Parchive/par2cmdline

[Question] Understanding The Par2 Spec and par2cmdline

Closed this issue · 2 comments

I'm writing my own implementation of the Par2 spec. I've read the spec and I'm reading par2cmdline's source code, and I have a couple of questions:

How is a block related to a slice. The spec says slices are 16-bits and to make one recovery slice I need two input slices. But looking at the source code, blocks can clearly be bigger than 16-bits. Is it something like an input block has x number of slices and a recovery block has y number of slices? It is just not clear to me from spec, as written, what the heck it wants.

This brings me to my second question, what is the purpose of the exponent in the Recovery Slice packet, and how is it used? I have read the paper the spec links to which I barely understood. I have also read Reed-Solomon codes for Coders which I found much more understandable. But I'm still mystified by the exponent. Is it a value for a lookup table? That's my only guess.

The term 'block' and 'slice' are generally used interchangeably. Blocks/slices can be any size up to 2^64, as long as it's a multiple of 4. Slice indices (sometimes referred to as "constants" in the specification) must be 16-bit, not the slices themselves.

Within a slice, you have some number of 16-bit integers, which we'll refer to as "words". Computation is performed by transforming 1 or more words, from input slices, into 1 or more words, which end up in recovery slices.

Note that your assumption that you need two input slices to produce a recovery slice is incorrect. You need at least 1 input slice to compute 1 or more recovery slices (to put it another way, you could compute 3 recovery slices from 1 input slice, or 2 recovery slices from 5 input slices etc).

All input/recovery slices/blocks must be the same size. If the input slice is too small (due to the file ending), it needs to be padded with null bytes.

PAR2 uses a Vandermonde matrix when computing recovery data from input data. The computation, for each word w in recovery slice r, is something like:

recovery[r][w] = input[0][w] * 2^r + input[1][w] * 4^r + input[2][w] * 16^r + input[3][w] * 128^r ...

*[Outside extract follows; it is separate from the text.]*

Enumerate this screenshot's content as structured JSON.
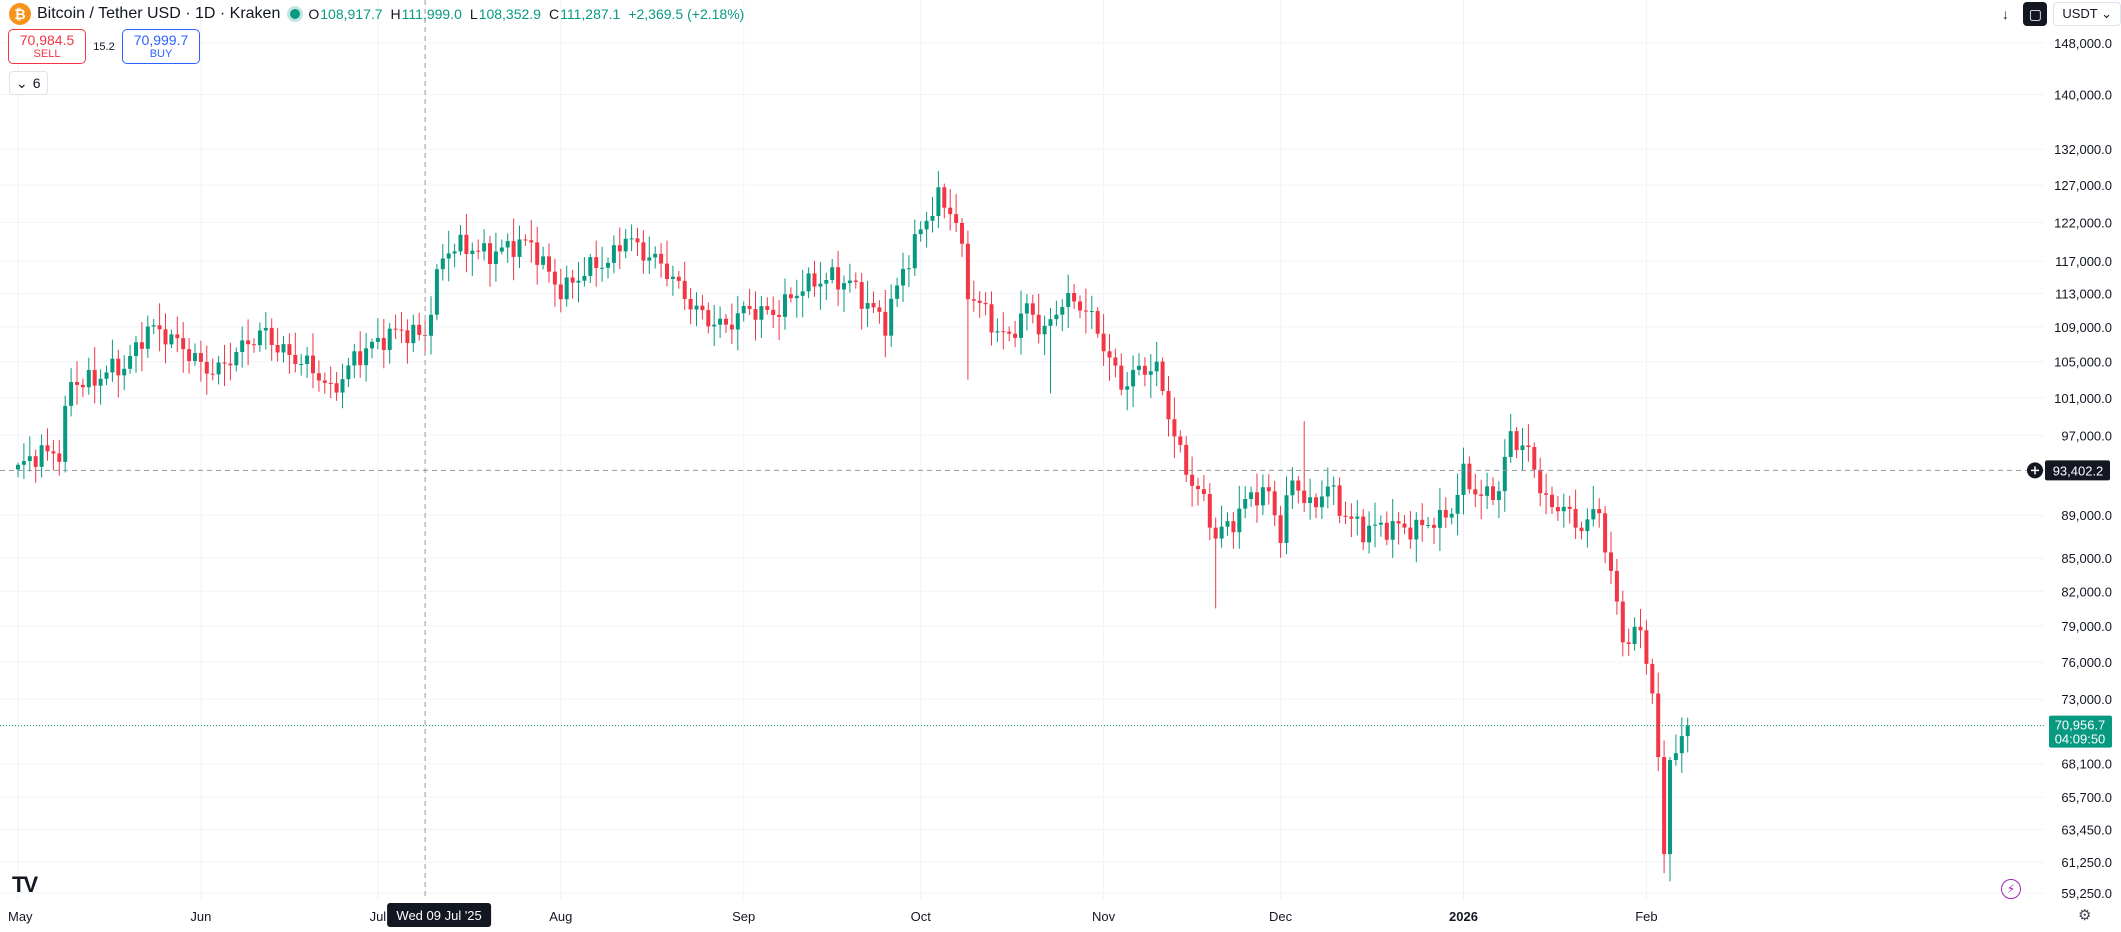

I'm not knowledgeable enough on the mathematical principles behind the Vandermonde matrix used, but the exponent is basically just a part of the calculation. It doesn't have anything particularly to do with a lookup table, however, a common performance-oriented implementation of exponentiation in GF(2^n ) is done by computing logarithm/exponentiation via a lookup table.

Thank you @animetosho.